I heard an NPR story about how family dinner time is disappearing–and that’s fine. The Secrets of Happy Families cites a study that confirms that even the best family dinners have only about 10 minutes of productive conversation. The rest of the time, if there is any, is spent on the bitter business of coralling, correcting, and coercing people that don’t want to be sitting down and eating right now. So it’s fine to try to move that 10 minutes of conversation to another meal or another time of the day.
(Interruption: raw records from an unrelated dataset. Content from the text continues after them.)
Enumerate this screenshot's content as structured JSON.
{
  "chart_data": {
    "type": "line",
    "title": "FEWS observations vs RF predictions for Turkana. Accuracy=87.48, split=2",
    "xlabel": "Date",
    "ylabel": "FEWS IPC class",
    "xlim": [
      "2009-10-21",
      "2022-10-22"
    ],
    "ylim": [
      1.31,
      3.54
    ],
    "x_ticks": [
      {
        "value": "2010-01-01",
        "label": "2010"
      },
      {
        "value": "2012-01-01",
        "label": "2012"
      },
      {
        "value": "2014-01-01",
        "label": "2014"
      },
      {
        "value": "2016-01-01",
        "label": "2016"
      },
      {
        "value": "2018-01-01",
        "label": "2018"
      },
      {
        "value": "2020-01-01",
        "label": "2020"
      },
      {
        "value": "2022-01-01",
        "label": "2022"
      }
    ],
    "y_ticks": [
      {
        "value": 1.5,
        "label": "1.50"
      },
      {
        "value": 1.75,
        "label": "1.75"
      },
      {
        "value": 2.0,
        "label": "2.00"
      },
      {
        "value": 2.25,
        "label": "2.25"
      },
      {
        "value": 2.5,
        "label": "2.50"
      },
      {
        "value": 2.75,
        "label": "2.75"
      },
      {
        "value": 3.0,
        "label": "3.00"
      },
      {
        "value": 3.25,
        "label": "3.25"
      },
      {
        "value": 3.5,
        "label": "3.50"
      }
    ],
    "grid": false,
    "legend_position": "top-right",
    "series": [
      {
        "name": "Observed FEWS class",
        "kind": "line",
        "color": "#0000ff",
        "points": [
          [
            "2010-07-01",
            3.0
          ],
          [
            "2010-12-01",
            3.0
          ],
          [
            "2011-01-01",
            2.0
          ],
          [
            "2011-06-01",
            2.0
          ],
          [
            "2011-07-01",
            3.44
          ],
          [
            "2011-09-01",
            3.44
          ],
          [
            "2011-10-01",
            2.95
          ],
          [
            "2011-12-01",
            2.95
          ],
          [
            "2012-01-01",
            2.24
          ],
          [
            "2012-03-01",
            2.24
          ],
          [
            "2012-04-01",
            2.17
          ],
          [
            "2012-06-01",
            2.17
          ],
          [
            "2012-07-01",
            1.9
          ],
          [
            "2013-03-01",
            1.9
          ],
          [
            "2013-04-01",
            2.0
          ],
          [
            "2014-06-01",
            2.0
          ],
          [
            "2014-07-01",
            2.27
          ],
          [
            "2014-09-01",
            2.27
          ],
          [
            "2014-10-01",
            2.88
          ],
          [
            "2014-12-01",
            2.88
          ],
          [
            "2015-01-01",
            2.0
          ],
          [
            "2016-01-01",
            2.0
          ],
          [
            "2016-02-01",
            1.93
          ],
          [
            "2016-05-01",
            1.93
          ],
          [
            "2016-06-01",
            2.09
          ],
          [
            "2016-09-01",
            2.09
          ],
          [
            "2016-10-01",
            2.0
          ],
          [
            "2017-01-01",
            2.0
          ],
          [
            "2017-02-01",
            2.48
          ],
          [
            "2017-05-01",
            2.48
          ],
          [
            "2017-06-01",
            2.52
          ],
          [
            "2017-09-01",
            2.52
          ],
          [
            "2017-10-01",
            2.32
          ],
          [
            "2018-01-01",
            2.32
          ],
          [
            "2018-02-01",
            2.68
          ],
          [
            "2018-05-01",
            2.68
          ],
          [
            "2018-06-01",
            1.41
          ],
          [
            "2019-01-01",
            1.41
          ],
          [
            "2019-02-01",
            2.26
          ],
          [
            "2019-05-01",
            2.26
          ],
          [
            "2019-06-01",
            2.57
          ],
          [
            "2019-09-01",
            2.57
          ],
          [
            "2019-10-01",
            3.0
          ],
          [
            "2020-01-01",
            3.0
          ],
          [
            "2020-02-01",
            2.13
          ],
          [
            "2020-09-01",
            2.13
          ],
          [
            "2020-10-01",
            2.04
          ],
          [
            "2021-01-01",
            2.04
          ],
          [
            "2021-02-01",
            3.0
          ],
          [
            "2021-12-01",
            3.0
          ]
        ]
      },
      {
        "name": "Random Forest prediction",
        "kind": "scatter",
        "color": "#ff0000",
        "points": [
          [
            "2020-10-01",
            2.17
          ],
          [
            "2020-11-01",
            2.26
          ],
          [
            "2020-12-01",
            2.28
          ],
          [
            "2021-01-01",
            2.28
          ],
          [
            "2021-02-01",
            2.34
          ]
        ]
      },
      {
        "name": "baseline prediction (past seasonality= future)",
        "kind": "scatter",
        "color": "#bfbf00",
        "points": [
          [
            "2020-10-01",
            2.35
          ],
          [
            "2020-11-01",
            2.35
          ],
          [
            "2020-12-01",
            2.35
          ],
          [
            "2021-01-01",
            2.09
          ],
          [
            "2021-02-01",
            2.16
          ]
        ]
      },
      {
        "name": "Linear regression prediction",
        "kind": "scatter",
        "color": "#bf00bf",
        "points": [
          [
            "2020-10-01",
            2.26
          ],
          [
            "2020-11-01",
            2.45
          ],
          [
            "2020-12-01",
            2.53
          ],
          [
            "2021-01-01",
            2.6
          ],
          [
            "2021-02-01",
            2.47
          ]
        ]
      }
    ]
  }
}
My kids and I do pretty well, often really well, in the car. We use our car time to discuss what we’ve done so far that day. Fluffers always gives me the run down on school when she gets in the car, and asks me, “What did you do today?” Once I happened to be on the phone, and after about 10 minutes, she burst into tears because I was violating our car debriefing time with a phone call. After I pick up the boys from the Kids Academy at the gym, Salty loves to tell me, “I got my extra size!” We use our car time to practice memorization. We work on our acting accents. I teach them about all sorts of things like water molecules and Greek mythology. The car is our dinner time–unless I’m in a mood in which case, thank goodness we put in that DVD player.
Actual dinner time generally blows. I’ve been making more of an effort recently to cook meals of some nutritional value for the kids. And they’ve been making more of an effort to express their extreme displeasure at this turn of events.
Witness Flufferella’s dinner time prayer today:
Thank you for this food. And please bless the food that it will taste good. And bless Mommy that she will know how much I love her food. And bless the boys that they will eat their food…all of it…without too much of a fuss. And bless Daddy that he will come home and eat some food. ITNOJC, Amen.
Yeah. The boys ate nothing. At least they got their extra size at the gym.